Anders and his Girlfriend

by Jean Phillips-Martinsson (Honorary President, IPWSO)


Since he was a teenager, Anders has always loved girls.  To my embarrassment, when he passes them in the street his eyes light up and he mutters "yum, yum"!  Now, at the age of 46, he has fallen in love!  

It happened the first day at his new job, he tells me on the phone when he arrives back at his group-home in Stockholm. As I live in the UK, I couldn't wait for that phone-call to hear if he liked his new job. 

 "Super! super" he replied.  Then there was some mumbling before he came out with "and one of my new colleagues is a very pretty girl who is in love with me."  

"How do you know she's in love with you?" I asked.  

"We had a dancing lesson and she pushed herself against me" was his reply "and I'm in love with her too!"

The phone-call, as usual, lasted well over an hour with our question-and-answer conversation. 

"What's her name?" I asked, "and how old is she?"

"I don't know", was his reply to all my questions "but I must remember to ask her."

Over the following months, not a day went by without phone-calls from either Anders or the staff from his PWS group-home. Despite that our group-home has been open for 25 years, this was a first!  The two of them wanted to be together alone at weekends, but how and where?  Both of them were normally accompanied by personnel when they left their group-homes.

We'd discovered that her name was Hamilmal and that she came with her family to Sweden from Ethiopia some 16 years ago.  She is now 34 years old, lives in a group-home for those with severe learning difficulties, which is some way from Anders' group-home, and has problems speaking and understanding Swedish.  Anders is bi-lingual with English and Swedish and assures us that they usually understand one another....... Body language?

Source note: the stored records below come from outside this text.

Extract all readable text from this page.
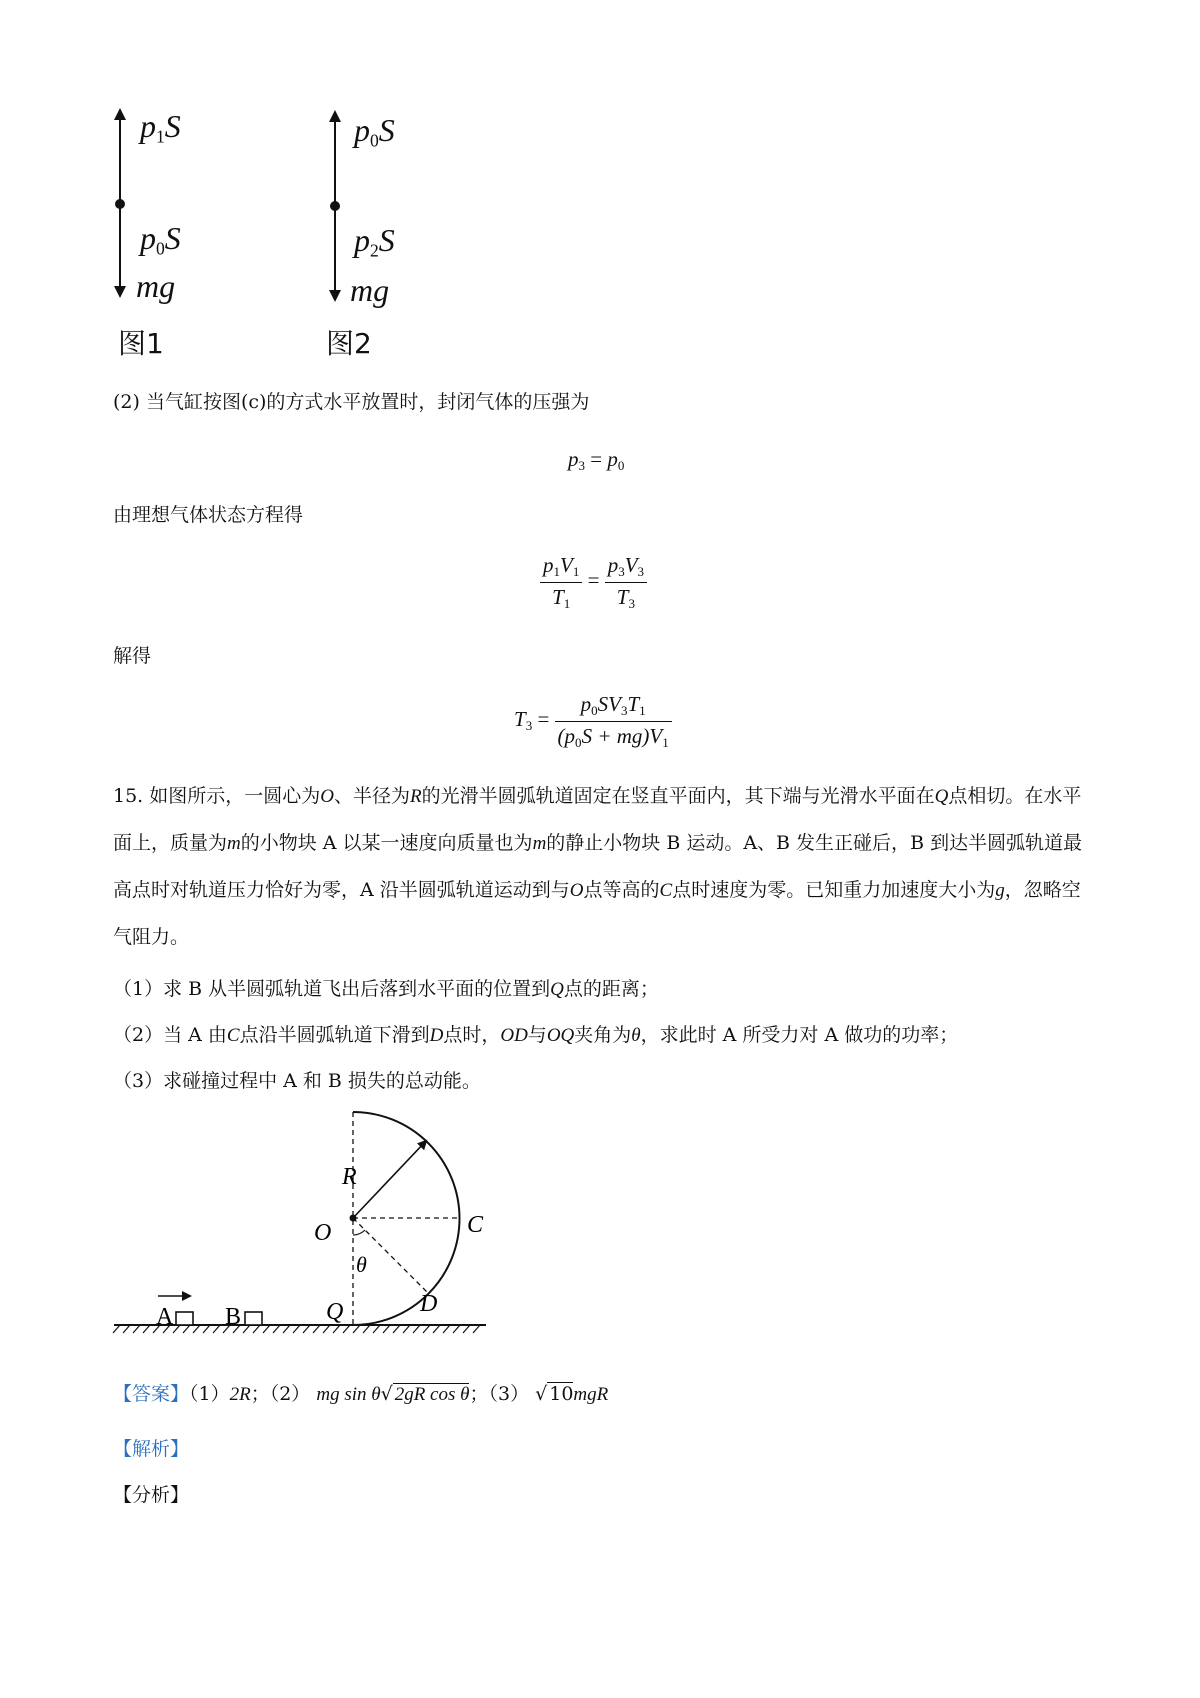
$p_1S$
$p_0S$
mg
图1
$p_0S$
$p_2S$
mg
图2
(2) 当气缸按图(c)的方式水平放置时，封闭气体的压强为
$p_3 = p_0$
由理想气体状态方程得
$\frac{p_1V_1}{T_1} = \frac{p_3V_3}{T_3}$
解得
$T_3 = \frac{p_0SV_3T_1}{(p_0S + mg)V_1}$
15. 如图所示，一圆心为O、半径为R的光滑半圆弧轨道固定在竖直平面内，其下端与光滑水平面在Q点相切。在水平面上，质量为m的小物块 A 以某一速度向质量也为m的静止小物块 B 运动。A、B 发生正碰后，B 到达半圆弧轨道最高点时对轨道压力恰好为零，A 沿半圆弧轨道运动到与O点等高的C点时速度为零。已知重力加速度大小为g，忽略空气阻力。
（1）求 B 从半圆弧轨道飞出后落到水平面的位置到Q点的距离；
（2）当 A 由C点沿半圆弧轨道下滑到D点时，OD与OQ夹角为θ，求此时 A 所受力对 A 做功的功率；
（3）求碰撞过程中 A 和 B 损失的总动能。
R
O	C
θ
D
Q
A B
【答案】（1）2R；（2） mg sin θ√ 2gR cos θ；（3） √ 10mgR
【解析】
【分析】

Facial expression?

Finally, the staff from Anders' group-home went over to meet Hamilmal's staff to exchange information about their disabilities and to come to some form of agreement. Since Anders' 45 sq.m. apartment is free from food, has its own bedroom, bathroom and sitting-room, it was decided that Hamilmal would come over to Anders by taxi.  Anders then invites her for lunch which the staff bring into them, having as usual, weighed Anders meal.

This works well and for the past year Hamilmal nearly always spends Saturday or Sunday in Anders' apartment.  Anders tells me he's happier than he's ever been.  Both the staff and I agree that he's become much more empathetic, more interested in others and more caring altogether, since meeting her.  

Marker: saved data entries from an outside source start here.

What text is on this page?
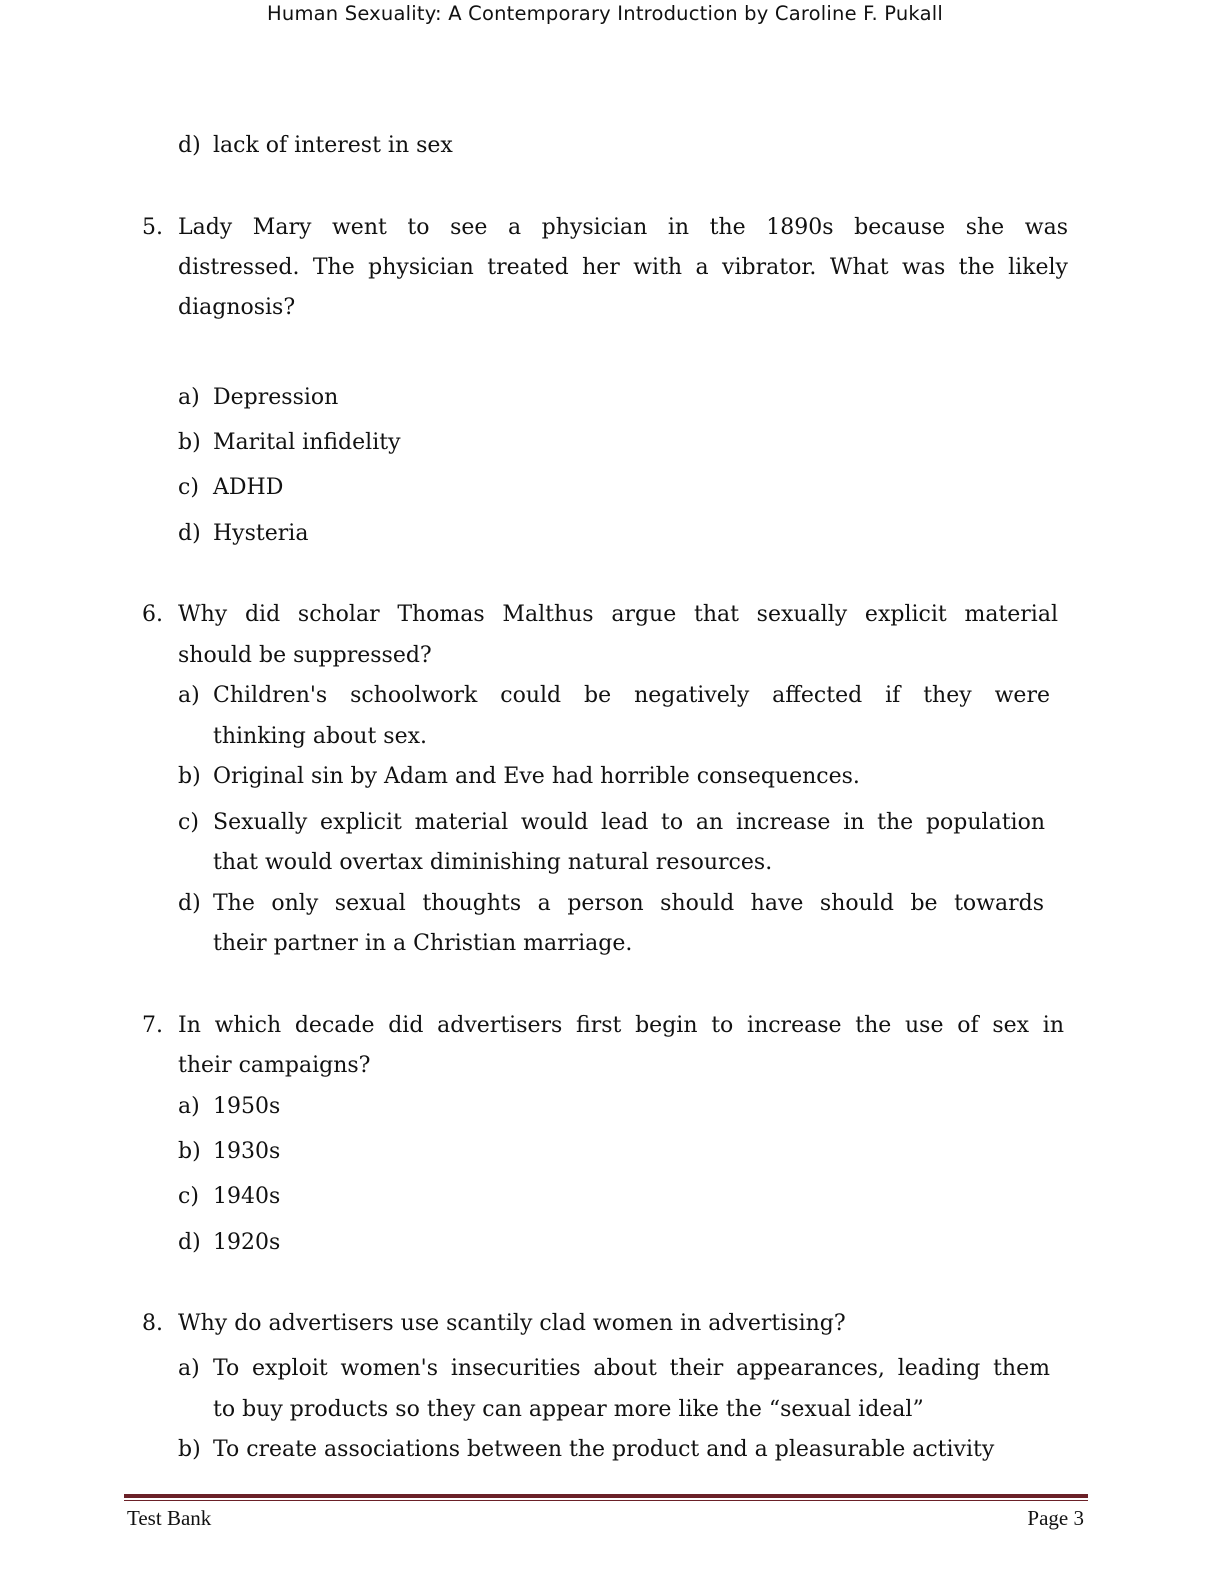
Human Sexuality: A Contemporary Introduction by Caroline F. Pukall
d) lack of interest in sex
5. Lady Mary went to see a physician in the 1890s because she was
distressed. The physician treated her with a vibrator. What was the likely
diagnosis?
a) Depression
b) Marital infidelity
c) ADHD
d) Hysteria
6. Why did scholar Thomas Malthus argue that sexually explicit material
should be suppressed?
a) Children's schoolwork could be negatively affected if they were
thinking about sex.
b) Original sin by Adam and Eve had horrible consequences.
c) Sexually explicit material would lead to an increase in the population
that would overtax diminishing natural resources.
d) The only sexual thoughts a person should have should be towards
their partner in a Christian marriage.
7. In which decade did advertisers first begin to increase the use of sex in
their campaigns?
a) 1950s
b) 1930s
c) 1940s
d) 1920s
8. Why do advertisers use scantily clad women in advertising?
a) To exploit women's insecurities about their appearances, leading them
to buy products so they can appear more like the “sexual ideal”
b) To create associations between the product and a pleasurable activity
Test Bank	Page 3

But the big questions remains, what about their future together?   "We want to get engaged this year and get married next year,"  Anders told me when I was with him last summer. He even suggested that they move in together.  But how is this possible when they both need their own staff to support them? Hamilmal would not be allowed to move into Anders' apartment block, where 5 others with PWS are supported by 19 staff, all specialised in PWS.  An independent apartment would also be out of the question.

I'm aware that a few couples with PWS have married with support from carers who are versed in the pro's and con's of PWS. But when one of the partners knows nothing about PWS, is in great need of support herself and needs to have an Ethiopian/ Swedish interpreter with her, what solutions are there?  I've tried to explained this to Anders. His reply?  "I'll take care of her all my life..."

At his birthday party last year, he even gave her a ring, as a present.  At first she refused it, as it was too big for her. However her Ethiopian guardian, who was with her, explained that it could be made smaller.  Now, Anders tells me, she wears it on her ring finger.  But he hasn't proposed yet and isn't quite sure what she thinks about it.